O, the ox and his leader, the girl attendant,
those giant-nosed men, those with disordered hair,
bring a vision of life in Hemera’s brightness,
and if it wasn’t injurious to womanhood
I would have bellowed in fear of that great oxen;
that still glares on me, Kynno, from the other eye.

KYNNO:
In truth, my love, the hand of the Ephesian
is all apparent in the Apellian line;
it can’t be said the man saw one thing and ignored 
another, but what came to eye was given bright 
being in immaculate touches of the divine.
She, viewing such works without the right all-awed mind,
deserves to be dangling footed with the laundry.

NEOKOROS:
Beautifully received, O ladies, your sacred gift
portends auspiciously.
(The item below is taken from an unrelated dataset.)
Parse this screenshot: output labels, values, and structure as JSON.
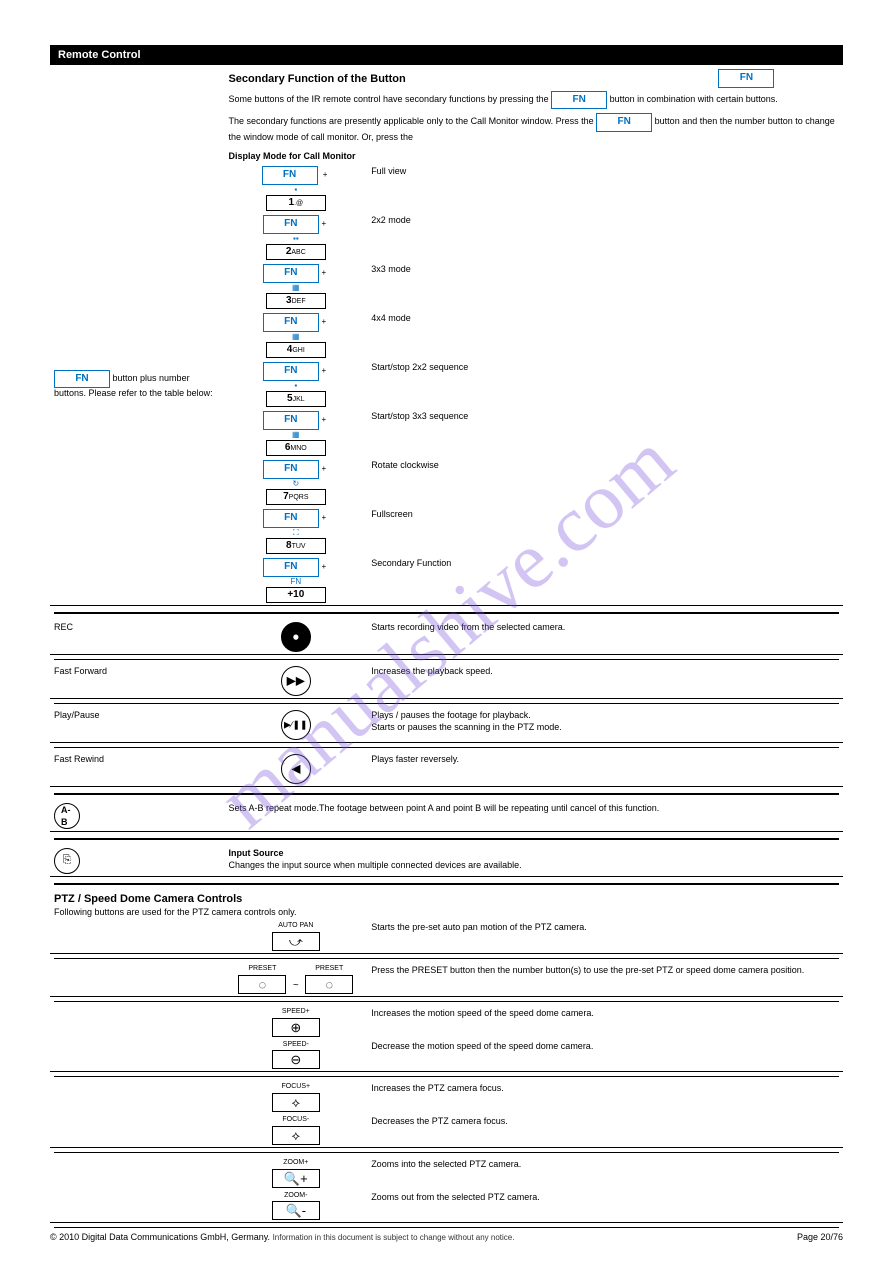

Nobody has made Paion
more greatly delighted than yourselves on this day.
Ie, Ie, Paion, smile kindly on this
beautiful sacrifice and on these women and
all their genos, whether of marriage or of blood.
Ie, Ie, Paion let all this be achieved.

KOKKALE:
And so, O majesty of gods, may we follow
with yet greater sacrificial gifts borne by our
husbands and children—

KYNNO:
                                —Kokkale, now remember
to make a cutting of the bird’s beautiful little 
foot in reverence to the young man. And to slot
the cake coin in the serpent’s box with beautiful
silent hand. Moisten the cakes. And we’ll eat the rest 
when at home. Don’t mistake to take some sacral bread,
you, and then hand it out as freely as you can,
for after sacrifice there’s pleasure in one’s lot.